Литмир - Электронная Библиотека

Антон поднялся и увидел, что тот кричавший паренек, красный как рак, пополз обратно к ранцу.

— Стой! Куда? — испуганно закричал Антон, но в следующий миг спросил уже спокойнее: — Ты дергал за шнурок и колпачок?..

— Нет! Нет! — заверил его парень. — Но она шипела, шипела, товарищ Антон!

— У тебя в голове шипело! Напугал ты нас!

Сгорая от стыда, парень подбежал к ранцу, взял его и приложил к уху.

— Сахар, сахар, товарищи! Книга опрокинулась, и сахарок стал хрустеть!

Над табачной плантацией раздался смех. Антон стал размахивать руками, пытаясь успокоить молодых ребят, но внезапно и сам рассмеялся до слез.

Когда Страхил встретил новых партизан, он заметил оживление в их глазах: молодых людей все еще распирал смех. Страхил спросил одного из них, какое тот выбрал себе партизанское имя. Молодой человек, указав на товарища, сказал:

— Мне вы сами дадите имя, а вот его пусть назовут Шипуном.

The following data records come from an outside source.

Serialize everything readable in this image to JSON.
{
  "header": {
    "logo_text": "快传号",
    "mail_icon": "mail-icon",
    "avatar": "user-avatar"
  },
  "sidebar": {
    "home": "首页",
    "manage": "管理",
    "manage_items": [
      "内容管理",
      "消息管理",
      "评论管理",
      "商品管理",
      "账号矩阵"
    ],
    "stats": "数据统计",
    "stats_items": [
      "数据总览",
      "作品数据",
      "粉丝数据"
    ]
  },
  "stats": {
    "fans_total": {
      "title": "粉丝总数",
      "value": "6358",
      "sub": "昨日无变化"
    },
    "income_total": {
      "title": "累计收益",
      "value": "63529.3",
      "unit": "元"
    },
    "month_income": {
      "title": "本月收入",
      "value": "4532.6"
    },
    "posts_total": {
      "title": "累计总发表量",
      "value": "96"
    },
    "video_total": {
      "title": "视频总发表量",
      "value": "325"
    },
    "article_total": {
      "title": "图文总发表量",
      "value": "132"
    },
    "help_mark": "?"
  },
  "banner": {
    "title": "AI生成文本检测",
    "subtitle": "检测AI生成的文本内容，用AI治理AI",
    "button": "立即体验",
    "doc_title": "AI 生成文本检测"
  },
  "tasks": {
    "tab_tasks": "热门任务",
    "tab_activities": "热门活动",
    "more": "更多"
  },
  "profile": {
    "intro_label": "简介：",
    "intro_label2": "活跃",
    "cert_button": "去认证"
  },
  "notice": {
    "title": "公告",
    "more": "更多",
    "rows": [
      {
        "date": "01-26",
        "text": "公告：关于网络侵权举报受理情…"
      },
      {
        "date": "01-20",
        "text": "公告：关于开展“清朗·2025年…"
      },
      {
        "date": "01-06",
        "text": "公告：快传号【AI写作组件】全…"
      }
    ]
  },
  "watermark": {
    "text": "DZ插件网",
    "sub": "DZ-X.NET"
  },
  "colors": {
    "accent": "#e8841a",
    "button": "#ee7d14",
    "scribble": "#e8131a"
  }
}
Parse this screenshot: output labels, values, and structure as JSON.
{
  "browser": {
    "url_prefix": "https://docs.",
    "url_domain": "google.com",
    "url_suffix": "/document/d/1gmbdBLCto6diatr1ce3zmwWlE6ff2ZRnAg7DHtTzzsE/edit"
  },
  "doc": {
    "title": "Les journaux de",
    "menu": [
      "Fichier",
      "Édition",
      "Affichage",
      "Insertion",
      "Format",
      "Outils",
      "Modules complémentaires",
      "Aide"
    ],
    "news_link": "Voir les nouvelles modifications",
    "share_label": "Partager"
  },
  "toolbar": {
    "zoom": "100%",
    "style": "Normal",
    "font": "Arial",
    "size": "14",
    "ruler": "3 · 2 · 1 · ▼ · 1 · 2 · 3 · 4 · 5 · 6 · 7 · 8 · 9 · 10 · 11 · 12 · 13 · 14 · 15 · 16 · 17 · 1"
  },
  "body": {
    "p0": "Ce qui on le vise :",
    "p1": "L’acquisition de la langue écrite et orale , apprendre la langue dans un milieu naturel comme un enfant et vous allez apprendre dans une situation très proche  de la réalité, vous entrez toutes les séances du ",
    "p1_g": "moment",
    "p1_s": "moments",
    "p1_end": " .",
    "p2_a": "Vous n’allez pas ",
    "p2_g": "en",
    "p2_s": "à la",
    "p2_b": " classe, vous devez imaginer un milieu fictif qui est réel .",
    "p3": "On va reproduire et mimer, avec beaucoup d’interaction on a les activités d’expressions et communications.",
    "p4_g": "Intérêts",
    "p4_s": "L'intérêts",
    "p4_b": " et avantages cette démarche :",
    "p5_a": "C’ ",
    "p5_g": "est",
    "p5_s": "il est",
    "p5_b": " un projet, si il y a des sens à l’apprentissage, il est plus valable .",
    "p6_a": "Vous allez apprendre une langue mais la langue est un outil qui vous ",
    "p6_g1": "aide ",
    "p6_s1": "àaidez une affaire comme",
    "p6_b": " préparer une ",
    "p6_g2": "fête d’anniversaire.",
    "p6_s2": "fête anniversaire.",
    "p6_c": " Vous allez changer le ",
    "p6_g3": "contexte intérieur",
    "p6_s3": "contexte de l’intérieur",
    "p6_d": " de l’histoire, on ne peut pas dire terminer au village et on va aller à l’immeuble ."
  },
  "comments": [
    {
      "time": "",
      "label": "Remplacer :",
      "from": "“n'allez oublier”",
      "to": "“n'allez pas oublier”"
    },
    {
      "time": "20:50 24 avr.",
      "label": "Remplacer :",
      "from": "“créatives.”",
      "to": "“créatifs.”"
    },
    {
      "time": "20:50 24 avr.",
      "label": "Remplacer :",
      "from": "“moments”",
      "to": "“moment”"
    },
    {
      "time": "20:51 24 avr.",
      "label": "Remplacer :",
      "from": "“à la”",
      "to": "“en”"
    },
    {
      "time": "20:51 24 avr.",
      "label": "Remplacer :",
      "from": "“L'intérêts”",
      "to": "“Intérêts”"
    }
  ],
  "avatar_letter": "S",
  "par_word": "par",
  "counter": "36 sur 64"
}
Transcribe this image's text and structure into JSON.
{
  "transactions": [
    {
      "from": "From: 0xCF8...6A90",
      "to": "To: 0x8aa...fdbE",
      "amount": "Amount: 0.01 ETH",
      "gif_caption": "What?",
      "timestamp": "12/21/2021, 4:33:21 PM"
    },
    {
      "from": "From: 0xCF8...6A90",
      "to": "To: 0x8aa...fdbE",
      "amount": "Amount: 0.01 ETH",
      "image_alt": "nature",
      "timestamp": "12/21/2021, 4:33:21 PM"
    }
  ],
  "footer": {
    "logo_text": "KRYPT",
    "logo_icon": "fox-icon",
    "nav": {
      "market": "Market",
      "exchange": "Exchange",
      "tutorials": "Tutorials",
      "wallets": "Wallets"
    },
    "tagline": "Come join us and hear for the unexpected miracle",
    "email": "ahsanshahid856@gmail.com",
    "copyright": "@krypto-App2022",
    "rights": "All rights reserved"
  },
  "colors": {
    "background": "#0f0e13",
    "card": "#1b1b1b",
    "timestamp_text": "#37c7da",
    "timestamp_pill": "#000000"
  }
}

— Нет! — возразил другой. — Давайте окрестим его Сахарком!

— Так нельзя! — вмешался Антон. — Условное имя дается партизану для конспирации. Так поступают подпольщики, чтобы избежать полного провала, если кто-то из них не сможет выдержать полицейских допросов...

— Я хотел назваться Георгием Скрижовским. Мой отец был в его чете. Я хочу взять имя Георгий, можно? — нерешительно спросил парень, все еще сильно переживая этот случай с гранатой.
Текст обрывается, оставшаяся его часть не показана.